Knew you might have collected the data from your favorite websites and sent it directly to a hacker? Okay, a very convincing lookalike, not the actual website. The scary thing is that at any moment you may be misdirected and you won't even notice it. Then everything you type in will end in the hands of the hacker, like your login details and passwords. That's the insidious nature of pharming.
What are Pharming Attacks?
Pharming is similar of "phishing" and "farming" terms. It is similar to phishing, but some key differences remain. Through phishing, victims are typically fooled into clicking on suspicious links, leading to fake pages and viruses download. The victim is also targeted at a fake website in pharming, but there is no need for the victim to click on any links as the traffic is redirected without intervention. Yes, there may be no signs of alarm that you are on a spoofed website!
The lookalike website catches your information as you type and send it directly to the attacker after redirecting legitimate website traffic. Imagine being on the website of your bank and entering your login details, passwords, and financial information on what you think. You can lose your hard-earned cash or even your identity with this personal information in the wrong hands.
Examples of Pharming Attacks
You will learn about two forms of pharming assaults.
On your mobile device. A hacker would first have to download a virus or Trojan horse on your computer to succeed in this attack. This can be achieved with phishing or other methods of social engineering. Once the virus is in your network, your host file will be modified and your traffic will be diverted from the intended website. Today, a fake identical page will appear instead when you try to access your social media account by entering the appropriate URL. You would have no idea that a copy that is ready to steal your information is given to you.
Pharming with a database of the Domain Name System (DNS). While there are ways to prevent the above-mentioned attack, if the DNS server is hacked, it is almost impossible to do so. DNS servers convert URLs into the IP addresses you need to find your website. If the DNS server is compromised, the request will be forwarded to another IP address. You would still be presented with a site that looks identical, though. Hackers enjoy attacks on the DNS server. These are much more difficult to pull off, but they have a higher rate of success. Instead of having to compromise multiple devices individually, they are simply flocking a large number of internet users to a malicious site. The word "pharming" comes from here.
Protecting Yourself Against Pharming Attacks
Hunting fake websites, particularly at the DNS level, is mostly the job of your internet service provider.
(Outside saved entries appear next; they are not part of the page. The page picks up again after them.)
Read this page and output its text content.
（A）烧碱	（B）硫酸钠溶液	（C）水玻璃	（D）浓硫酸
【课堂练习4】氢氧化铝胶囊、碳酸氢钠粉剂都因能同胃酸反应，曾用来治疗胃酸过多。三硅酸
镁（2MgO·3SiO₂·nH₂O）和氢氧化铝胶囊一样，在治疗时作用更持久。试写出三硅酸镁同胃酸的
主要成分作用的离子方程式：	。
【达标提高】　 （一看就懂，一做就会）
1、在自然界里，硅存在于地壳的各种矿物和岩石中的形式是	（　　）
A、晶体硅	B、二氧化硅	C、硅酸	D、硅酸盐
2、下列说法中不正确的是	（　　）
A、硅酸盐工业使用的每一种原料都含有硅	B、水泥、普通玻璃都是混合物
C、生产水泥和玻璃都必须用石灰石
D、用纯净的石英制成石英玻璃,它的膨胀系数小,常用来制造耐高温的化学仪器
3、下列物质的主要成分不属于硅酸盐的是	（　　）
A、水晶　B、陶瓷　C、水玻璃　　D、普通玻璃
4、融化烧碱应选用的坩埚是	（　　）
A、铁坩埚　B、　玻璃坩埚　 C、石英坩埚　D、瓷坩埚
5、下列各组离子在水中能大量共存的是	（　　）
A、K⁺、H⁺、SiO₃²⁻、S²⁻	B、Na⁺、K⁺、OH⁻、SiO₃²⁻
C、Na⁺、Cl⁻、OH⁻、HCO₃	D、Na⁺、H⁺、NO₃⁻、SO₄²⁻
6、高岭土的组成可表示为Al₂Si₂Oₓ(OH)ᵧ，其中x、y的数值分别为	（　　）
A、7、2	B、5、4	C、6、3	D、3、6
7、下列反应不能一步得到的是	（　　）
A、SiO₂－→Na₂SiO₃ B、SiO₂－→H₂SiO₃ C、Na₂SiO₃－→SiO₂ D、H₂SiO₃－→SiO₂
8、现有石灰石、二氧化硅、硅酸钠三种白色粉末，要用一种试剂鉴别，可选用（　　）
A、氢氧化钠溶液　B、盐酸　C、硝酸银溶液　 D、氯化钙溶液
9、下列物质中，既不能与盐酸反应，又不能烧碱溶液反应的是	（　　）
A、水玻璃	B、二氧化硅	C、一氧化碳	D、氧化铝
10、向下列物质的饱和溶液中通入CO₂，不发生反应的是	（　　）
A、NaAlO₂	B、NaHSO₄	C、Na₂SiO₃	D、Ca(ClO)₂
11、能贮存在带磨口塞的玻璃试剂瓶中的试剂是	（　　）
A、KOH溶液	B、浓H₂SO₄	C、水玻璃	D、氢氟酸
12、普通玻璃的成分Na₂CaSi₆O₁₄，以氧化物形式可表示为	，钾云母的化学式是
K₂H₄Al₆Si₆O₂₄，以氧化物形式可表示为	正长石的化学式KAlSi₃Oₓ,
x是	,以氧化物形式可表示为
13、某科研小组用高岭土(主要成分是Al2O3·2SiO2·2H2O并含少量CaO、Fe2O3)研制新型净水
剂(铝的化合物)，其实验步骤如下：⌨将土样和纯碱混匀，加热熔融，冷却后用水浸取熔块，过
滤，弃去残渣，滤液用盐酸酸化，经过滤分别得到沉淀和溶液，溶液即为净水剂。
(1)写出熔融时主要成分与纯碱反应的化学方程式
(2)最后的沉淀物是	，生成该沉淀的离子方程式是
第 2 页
You shouldn't depend on them alone, though. Pharming can be avoided by:
Identifying attempts at phishing and not clicking on suspicious links.
Using antivirus software that could pick up Trojans and other viruses.
Practice good conduct on the internet; search the URL.
Make sure you are visiting HTTPS websites (look in your URL bar for the padlock). Additionally, check the spelling and other signs for spoofing of the URL.
Use of a VPN. It encrypts your traffic and routes it to solve your DNS query through a VPN-owned DNS server.